The trial court finds that Applicant’s habeas evidence does not contradict the ballistic
evidence relied upon by the State at trial. After an independent review of the record, this Court
agrees. Further, Applicant fails to show that his habeas evidence regarding this claim was not
ascertainable through the exercise of reasonable diligence before trial.
Applicant also claims, under Article 11.073, that new scientific evidence concerning cell-
phone-tower location data contradicts the cell-phone-tower location evidence presented at his trial.
According to the trial court, this habeas evidence “was unavailable to Applicant at the time of his
trial and also contradicts evidence relied upon by the State at trial.” The trial court finds that the
evidence would be admissible and that, had the jury known of the evidence, Applicant would not
have been convicted. The trial court states as follows:
The court has considered the scientific evidence supporting Applicant’s second ground for relief and the evidence presented and relied upon by the State at trial. Cell tower technology is a continually evolving science that can often serves as the crux 3
of the State’s case. As the State’s case was primarily circumstantial, the court finds that the scientific evidence presented at trial regarding cell tower technology and the testimony that followed regarding Applicant’s approximate location at or around the time of the offense was vital to the outcome of the case. Thus, the court finds that Applicant has met his burden in proving by a preponderance of the evidence that had the scientific evidence supporting ground two been presented at trial, Applicant would not have been convicted.
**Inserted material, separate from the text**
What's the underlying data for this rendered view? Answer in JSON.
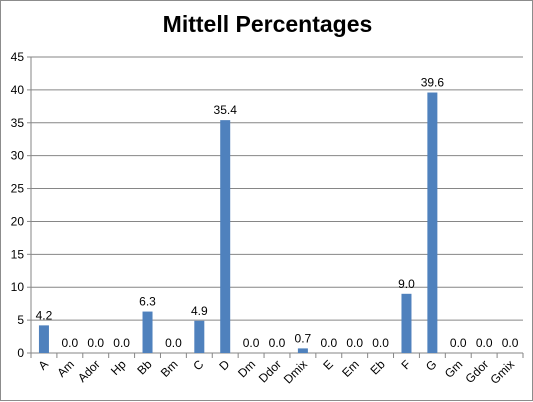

This Court remains unconvinced that the trial court’s findings on this claim are supported
by the record. In these circumstances, additional facts are needed. As we held in Ex parte Rodriguez,
334 S.W.2d 294, 294 (Tex. Crim. App. 1960), the trial court is the appropriate forum for findings
of fact. The trial court shall conduct a live evidentiary hearing regarding Applicant’s cell-phone-
tower-location-data claim.
It appears that Applicant is represented by habeas counsel. If Applicant is not represented by
habeas counsel, the trial court shall determine whether Applicant is indigent. If Applicant is indigent
and wishes to be represented by counsel, the trial court shall appoint an attorney to represent
Applicant at the hearing. TEX . CODE CRIM . PROC. art. 26.04.
The trial court shall make additional findings of fact assessing the credibility of the witnesses
and shall make additional findings regarding whether the habeas evidence upon which Applicant
relies was ascertainable through the exercise of reasonable diligence before Applicant’s trial. The
trial court shall also make findings regarding laches. Carrio v. State, 992 S.W.2d 486 (Tex. Crim.
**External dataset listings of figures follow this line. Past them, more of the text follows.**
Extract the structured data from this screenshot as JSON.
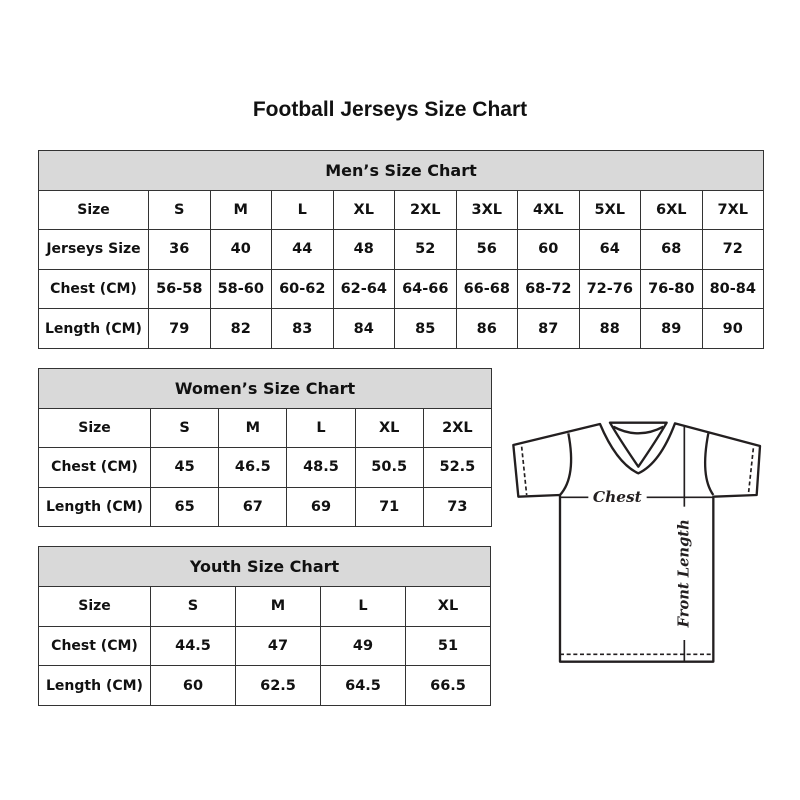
{
  "title": "Football Jerseys Size Chart",
  "men": {
    "heading": "Men’s Size Chart",
    "rows": [
      [
        "Size",
        "S",
        "M",
        "L",
        "XL",
        "2XL",
        "3XL",
        "4XL",
        "5XL",
        "6XL",
        "7XL"
      ],
      [
        "Jerseys Size",
        "36",
        "40",
        "44",
        "48",
        "52",
        "56",
        "60",
        "64",
        "68",
        "72"
      ],
      [
        "Chest (CM)",
        "56-58",
        "58-60",
        "60-62",
        "62-64",
        "64-66",
        "66-68",
        "68-72",
        "72-76",
        "76-80",
        "80-84"
      ],
      [
        "Length (CM)",
        "79",
        "82",
        "83",
        "84",
        "85",
        "86",
        "87",
        "88",
        "89",
        "90"
      ]
    ]
  },
  "women": {
    "heading": "Women’s Size Chart",
    "rows": [
      [
        "Size",
        "S",
        "M",
        "L",
        "XL",
        "2XL"
      ],
      [
        "Chest (CM)",
        "45",
        "46.5",
        "48.5",
        "50.5",
        "52.5"
      ],
      [
        "Length (CM)",
        "65",
        "67",
        "69",
        "71",
        "73"
      ]
    ]
  },
  "youth": {
    "heading": "Youth Size Chart",
    "rows": [
      [
        "Size",
        "S",
        "M",
        "L",
        "XL"
      ],
      [
        "Chest (CM)",
        "44.5",
        "47",
        "49",
        "51"
      ],
      [
        "Length (CM)",
        "60",
        "62.5",
        "64.5",
        "66.5"
      ]
    ]
  },
  "diagram": {
    "chest_label": "Chest",
    "length_label": "Front Length"
  },
  "colors": {
    "header_bg": "#d9d9d9",
    "border": "#333333",
    "line": "#231f20"
  }
}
App. 1999); overruled in part by Ex parte Perez, 398 S.W.3d 206 (Tex. Crim. App. 2013).
This application will be held in abeyance until the trial court has resolved the fact issues. The
issues shall be resolved within 90 days of this order. A supplemental transcript containing all
affidavits and interrogatories or the transcription of the court reporter’s notes from any hearing or
deposition, along with the trial court’s supplemental findings of fact and conclusions of law, shall 4
be forwarded to this Court within 120 days of the date of this order. Any extensions of time must
be requested by the trial court and shall be obtained from this Court.